Hippi kraliçesi Perihan
Perihan Yücel'i hippi kraliçeliğine taşıyan yaşam öyküsü, İzmir'de başlıyor. 16 yaşındayken buradan kaçıp İstanbul'a gelen Perihan, kendini 'hippi kraliçesi' ilan ettikten kısa bir süre sonra bir otel odasında ölü bulunuyor. 'Papatya kız' olarak da anılan Perihan'ın mezarı başında hippi arkadaşlarının yaptığı törende İncil, Tevrat ve Kuran bir arada okunuyor. Yaşam hikâyesi 1970'te Fehmi Tengiz'in yazıp yönettiği Hippi Perihan adlı bir filme konu olan Perihan Yücel'i filmde Feri Cansel canlandırıyor.
Gezginlik ve hippilik
Woodstock'a hippileri taşıyan Vosvosları meraklılarından dinledik. Vosvos- Bir Kaplumbağa Yolculuğu adlı kitabın yazarı Cem Çobanlı anlatıyor: "1969'da Woodstock'ta sahneye çıkan Carlos Santana, bu yıl İstanbul'da verdiği konserde iki parça arasında, 'Ben bir hippiyim, ben hâlâ bir hippiyim,' diye söze başladı. Sonra da klavyeciye dönerek güldü ve parmağıyla boğazına tık tık diye vurarak paranın önemini vurgulayan işareti yaptı. Biz Vosvos kamplarında, o günleri kendimizce canlandırmaya çalışıyoruz ama 68 ruhu öyle Vosvos'a ya da şişeye doldurulacak bir şey değil." Anatolia Vosvos Derneği Başkanı Mustafa Dermanlı ise bu konuda "Keşfetmeyi çok seviyoruz, Vosvosçuların çoğunun asi tarafları var.
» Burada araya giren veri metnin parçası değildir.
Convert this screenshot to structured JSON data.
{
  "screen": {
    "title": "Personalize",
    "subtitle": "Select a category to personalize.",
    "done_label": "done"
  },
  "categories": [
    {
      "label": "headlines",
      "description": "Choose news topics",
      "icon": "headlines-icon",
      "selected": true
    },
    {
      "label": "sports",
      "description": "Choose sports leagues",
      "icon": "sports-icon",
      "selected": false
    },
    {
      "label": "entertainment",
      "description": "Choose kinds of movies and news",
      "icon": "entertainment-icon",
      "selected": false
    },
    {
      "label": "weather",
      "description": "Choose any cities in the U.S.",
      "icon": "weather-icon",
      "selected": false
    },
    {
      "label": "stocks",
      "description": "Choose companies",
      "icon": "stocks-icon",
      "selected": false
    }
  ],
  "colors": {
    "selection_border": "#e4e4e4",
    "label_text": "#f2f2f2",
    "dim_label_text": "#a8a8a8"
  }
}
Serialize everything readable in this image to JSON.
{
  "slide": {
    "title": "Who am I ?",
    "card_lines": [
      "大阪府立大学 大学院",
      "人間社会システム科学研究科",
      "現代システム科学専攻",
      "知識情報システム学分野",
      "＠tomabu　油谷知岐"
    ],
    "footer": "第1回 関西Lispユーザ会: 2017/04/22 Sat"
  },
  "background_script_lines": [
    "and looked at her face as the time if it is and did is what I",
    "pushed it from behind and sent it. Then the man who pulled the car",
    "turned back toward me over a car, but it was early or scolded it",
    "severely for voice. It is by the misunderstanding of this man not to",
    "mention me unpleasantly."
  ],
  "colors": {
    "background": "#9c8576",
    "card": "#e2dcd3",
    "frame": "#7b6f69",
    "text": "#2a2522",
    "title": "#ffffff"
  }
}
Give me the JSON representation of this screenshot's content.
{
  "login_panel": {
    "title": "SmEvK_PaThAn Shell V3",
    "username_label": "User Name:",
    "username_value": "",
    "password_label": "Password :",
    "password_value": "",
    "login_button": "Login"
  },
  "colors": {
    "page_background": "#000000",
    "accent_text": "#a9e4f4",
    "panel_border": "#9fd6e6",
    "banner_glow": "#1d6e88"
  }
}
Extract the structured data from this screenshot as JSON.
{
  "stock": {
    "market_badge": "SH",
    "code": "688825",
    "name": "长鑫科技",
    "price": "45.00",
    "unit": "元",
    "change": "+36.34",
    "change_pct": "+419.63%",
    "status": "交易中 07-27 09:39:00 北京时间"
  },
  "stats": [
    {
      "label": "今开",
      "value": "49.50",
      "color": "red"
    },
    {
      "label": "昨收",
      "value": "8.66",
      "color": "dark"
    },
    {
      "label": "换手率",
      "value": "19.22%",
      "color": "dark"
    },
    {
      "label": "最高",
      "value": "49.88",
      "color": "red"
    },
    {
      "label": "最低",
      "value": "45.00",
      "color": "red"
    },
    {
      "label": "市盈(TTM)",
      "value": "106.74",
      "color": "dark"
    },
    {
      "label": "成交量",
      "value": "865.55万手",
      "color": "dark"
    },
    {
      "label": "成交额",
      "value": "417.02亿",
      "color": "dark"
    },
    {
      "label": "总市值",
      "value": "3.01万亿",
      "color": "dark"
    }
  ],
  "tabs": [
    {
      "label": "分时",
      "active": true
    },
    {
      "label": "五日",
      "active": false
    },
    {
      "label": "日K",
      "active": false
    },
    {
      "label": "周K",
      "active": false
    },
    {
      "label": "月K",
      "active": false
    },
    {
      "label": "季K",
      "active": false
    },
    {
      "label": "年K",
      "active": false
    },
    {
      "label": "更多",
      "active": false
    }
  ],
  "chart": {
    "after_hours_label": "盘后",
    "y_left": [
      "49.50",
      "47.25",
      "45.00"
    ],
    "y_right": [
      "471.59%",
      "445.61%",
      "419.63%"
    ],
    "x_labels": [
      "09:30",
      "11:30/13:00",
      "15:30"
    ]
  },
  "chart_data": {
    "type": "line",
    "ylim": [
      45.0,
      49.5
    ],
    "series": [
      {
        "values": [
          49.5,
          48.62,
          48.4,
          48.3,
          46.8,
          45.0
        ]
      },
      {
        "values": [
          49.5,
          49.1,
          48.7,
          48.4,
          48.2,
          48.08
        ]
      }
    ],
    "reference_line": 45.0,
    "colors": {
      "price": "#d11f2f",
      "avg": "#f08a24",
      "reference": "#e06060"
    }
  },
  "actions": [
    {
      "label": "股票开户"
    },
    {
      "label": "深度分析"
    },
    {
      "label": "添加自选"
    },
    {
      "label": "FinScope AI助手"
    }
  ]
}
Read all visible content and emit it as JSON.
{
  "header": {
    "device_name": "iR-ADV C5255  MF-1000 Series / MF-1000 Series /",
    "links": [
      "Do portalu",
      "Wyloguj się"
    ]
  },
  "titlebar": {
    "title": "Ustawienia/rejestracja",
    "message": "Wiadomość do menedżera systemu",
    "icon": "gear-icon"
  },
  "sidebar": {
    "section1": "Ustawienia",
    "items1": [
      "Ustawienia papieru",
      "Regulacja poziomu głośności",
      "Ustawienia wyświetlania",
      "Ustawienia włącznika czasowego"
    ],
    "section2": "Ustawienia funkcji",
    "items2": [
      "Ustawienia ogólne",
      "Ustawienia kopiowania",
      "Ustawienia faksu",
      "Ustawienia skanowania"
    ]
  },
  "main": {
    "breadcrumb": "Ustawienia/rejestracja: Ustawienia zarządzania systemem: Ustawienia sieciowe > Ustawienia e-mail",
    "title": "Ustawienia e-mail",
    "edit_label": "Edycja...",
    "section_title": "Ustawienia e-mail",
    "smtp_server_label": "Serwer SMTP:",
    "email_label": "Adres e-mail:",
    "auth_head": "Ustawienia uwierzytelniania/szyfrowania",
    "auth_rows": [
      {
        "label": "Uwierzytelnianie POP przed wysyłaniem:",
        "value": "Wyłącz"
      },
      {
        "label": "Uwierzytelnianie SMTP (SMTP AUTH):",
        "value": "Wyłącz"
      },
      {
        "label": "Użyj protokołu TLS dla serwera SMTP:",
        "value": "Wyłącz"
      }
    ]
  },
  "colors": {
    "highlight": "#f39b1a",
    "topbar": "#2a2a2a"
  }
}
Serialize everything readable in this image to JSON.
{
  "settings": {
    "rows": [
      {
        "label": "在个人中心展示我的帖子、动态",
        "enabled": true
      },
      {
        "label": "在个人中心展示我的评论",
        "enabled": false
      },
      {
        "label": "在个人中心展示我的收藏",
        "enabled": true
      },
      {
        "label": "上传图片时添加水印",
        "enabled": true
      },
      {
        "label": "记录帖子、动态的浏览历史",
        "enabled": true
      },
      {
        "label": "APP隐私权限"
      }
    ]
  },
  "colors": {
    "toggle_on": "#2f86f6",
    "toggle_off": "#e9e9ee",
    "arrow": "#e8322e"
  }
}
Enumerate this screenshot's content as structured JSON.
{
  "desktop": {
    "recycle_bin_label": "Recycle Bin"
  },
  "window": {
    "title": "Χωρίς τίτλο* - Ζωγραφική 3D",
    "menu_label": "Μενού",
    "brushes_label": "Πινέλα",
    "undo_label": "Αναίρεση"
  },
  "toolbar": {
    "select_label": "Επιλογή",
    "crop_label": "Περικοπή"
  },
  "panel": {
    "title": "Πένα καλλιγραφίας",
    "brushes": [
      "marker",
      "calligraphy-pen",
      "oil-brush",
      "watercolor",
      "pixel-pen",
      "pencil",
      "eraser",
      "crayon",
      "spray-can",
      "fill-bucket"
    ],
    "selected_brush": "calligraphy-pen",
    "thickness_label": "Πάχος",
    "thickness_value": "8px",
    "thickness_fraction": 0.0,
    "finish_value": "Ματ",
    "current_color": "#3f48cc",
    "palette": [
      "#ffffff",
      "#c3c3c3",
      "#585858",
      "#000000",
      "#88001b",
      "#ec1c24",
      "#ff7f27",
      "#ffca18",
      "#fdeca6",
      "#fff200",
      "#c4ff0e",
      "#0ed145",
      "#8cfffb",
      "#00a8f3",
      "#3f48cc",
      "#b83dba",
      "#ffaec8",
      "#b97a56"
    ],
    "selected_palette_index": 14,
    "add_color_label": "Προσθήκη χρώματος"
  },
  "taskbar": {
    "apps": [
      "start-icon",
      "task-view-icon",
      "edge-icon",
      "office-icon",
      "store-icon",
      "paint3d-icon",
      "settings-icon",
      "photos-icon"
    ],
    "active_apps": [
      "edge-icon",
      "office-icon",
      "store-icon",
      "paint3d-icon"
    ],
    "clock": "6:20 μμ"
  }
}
Bergama'da siyanürle altın aramaya karşı eyleme Vosvoslarla katıldık. İki yıl önce de Amerikan Konsolosluğu'na barış için akın ettik. Biz yol arkadaşımıza belli bir kimlik yüklüyoruz. Gezginlik de bunu ifade ediyor," diyor.
İtiraf ediyorum, hippiyim!
Türkiye'de bir zamanlar, kendilerinin hippi olduğuna inananlar çok! Bu akımdan etkilendiğini ve kendini kaptırdığını itiraf eden ünlüleri röportajlarından ve yazılarından yakaladık.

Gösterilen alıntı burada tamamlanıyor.